Special challenges for special kids in Crested Butte CO

CB adaptive 1By Eileen Ogintz

CRESTED BUTTE, CO (Day 4) — Fourteen year old Tony is walking around like he owns the place.

And that doesn’t happen too often.  Tony suffers from dwarfism and is autistic.  But here at Crested Butte’s Adaptive Sports Center, he literally is king of the hill. He is here with a group of special needs students from nearby Gunnison who come seven times over the winter, said   Elise Brown, one of the teachers who accompany the group.

“The kids really look forward to this,” she said. “It gives them confidence in school—if I conquered that hill, I can speak up in class.” She said.

Chris Read, the program director of the Center, explains that some 2000 families bring kids here winter and summer for the chance to have an experience outdoors they couldn’t otherwise.  In winter, there is the latest adaptive equipment for those wheel chair bound — such good equipment, he said, that those using the adaptive equipment typically progress faster than their able bodied family members.

CB adaptive 2Besides skiing, there is snowboarding, Nordic skiing, snowshoeing and ice climbing

In summer, there is horseback riding and rock climbing, mountain biking, canoeing, kayaking and rafting, mountaineering and challenge courses.

Some 4000 adults come here every year — including those who have been injured in the military. Money isn’t an impediment either as there are scholarships available.

CB adaptive 3The programs, Read said, are tailored to the individual—maybe a young teen needs to learn independence and not to rely on his parents for everything.
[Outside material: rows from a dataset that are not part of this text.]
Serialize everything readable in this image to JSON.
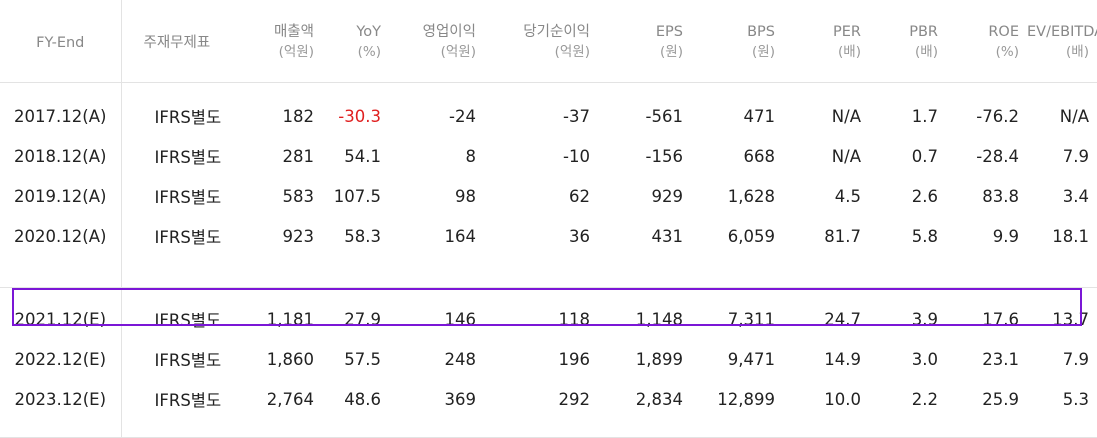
{
  "highlight_color": "#7b16d6",
  "negative_color": "#e02020",
  "header": {
    "fy": "FY-End",
    "standard": "주재무제표",
    "revenue": {
      "label": "매출액",
      "unit": "(억원)"
    },
    "yoy": {
      "label": "YoY",
      "unit": "(%)"
    },
    "op_income": {
      "label": "영업이익",
      "unit": "(억원)"
    },
    "net_income": {
      "label": "당기순이익",
      "unit": "(억원)"
    },
    "eps": {
      "label": "EPS",
      "unit": "(원)"
    },
    "bps": {
      "label": "BPS",
      "unit": "(원)"
    },
    "per": {
      "label": "PER",
      "unit": "(배)"
    },
    "pbr": {
      "label": "PBR",
      "unit": "(배)"
    },
    "roe": {
      "label": "ROE",
      "unit": "(%)"
    },
    "ev_ebitda": {
      "label": "EV/EBITDA",
      "unit": "(배)"
    }
  },
  "rows": [
    {
      "fy": "2017.12(A)",
      "std": "IFRS별도",
      "revenue": "182",
      "yoy": "-30.3",
      "op": "-24",
      "net": "-37",
      "eps": "-561",
      "bps": "471",
      "per": "N/A",
      "pbr": "1.7",
      "roe": "-76.2",
      "ev": "N/A"
    },
    {
      "fy": "2018.12(A)",
      "std": "IFRS별도",
      "revenue": "281",
      "yoy": "54.1",
      "op": "8",
      "net": "-10",
      "eps": "-156",
      "bps": "668",
      "per": "N/A",
      "pbr": "0.7",
      "roe": "-28.4",
      "ev": "7.9"
    },
    {
      "fy": "2019.12(A)",
      "std": "IFRS별도",
      "revenue": "583",
      "yoy": "107.5",
      "op": "98",
      "net": "62",
      "eps": "929",
      "bps": "1,628",
      "per": "4.5",
      "pbr": "2.6",
      "roe": "83.8",
      "ev": "3.4"
    },
    {
      "fy": "2020.12(A)",
      "std": "IFRS별도",
      "revenue": "923",
      "yoy": "58.3",
      "op": "164",
      "net": "36",
      "eps": "431",
      "bps": "6,059",
      "per": "81.7",
      "pbr": "5.8",
      "roe": "9.9",
      "ev": "18.1"
    },
    {
      "fy": "2021.12(E)",
      "std": "IFRS별도",
      "revenue": "1,181",
      "yoy": "27.9",
      "op": "146",
      "net": "118",
      "eps": "1,148",
      "bps": "7,311",
      "per": "24.7",
      "pbr": "3.9",
      "roe": "17.6",
      "ev": "13.7"
    },
    {
      "fy": "2022.12(E)",
      "std": "IFRS별도",
      "revenue": "1,860",
      "yoy": "57.5",
      "op": "248",
      "net": "196",
      "eps": "1,899",
      "bps": "9,471",
      "per": "14.9",
      "pbr": "3.0",
      "roe": "23.1",
      "ev": "7.9"
    },
    {
      "fy": "2023.12(E)",
      "std": "IFRS별도",
      "revenue": "2,764",
      "yoy": "48.6",
      "op": "369",
      "net": "292",
      "eps": "2,834",
      "bps": "12,899",
      "per": "10.0",
      "pbr": "2.2",
      "roe": "25.9",
      "ev": "5.3"
    }
  ]
}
But maybe a family doesn’t have a chance to enjoy being outdoors or learning a sport together.

These special families — just like all families — crave new experiences they can share on vacation.  Read notes that there are 30 million Americans with disabilities and the numbers of people using these programs are growing — there are eight adaptive sports centers just in Colorado.  He noted that at least half of those who come here — and they come from around the world — are repeat visitors, some as young as three.

“Those with disabilities can do great things,” said Elise Brown.


This Post Has 3 Comments

  1. Alicia Rice

    How about things for a single mom, two kids..

    I have lived reading your site. I am a single mom with a unique situation, I am recovering from being paralyzed from the waist down for almost 6 years.

    I use wheelchair and a cane. I took them to Oahu and maui this summer and was completely disappointed in our hotel choices.

    I an in calif and wished there was a single parent travel group…..

    1. admin

      You are a brave woman! If your family likes the outdoors, many snow resorts have programs with those with disabilities and their families including in Park City, Winter Park and Breckinridge. Cruise ships also are good for those with physical challenges and their families. Another plus: The kids, if they are old enough, could navigate the ship on their own, can attend some organized activities and you could get some me-time!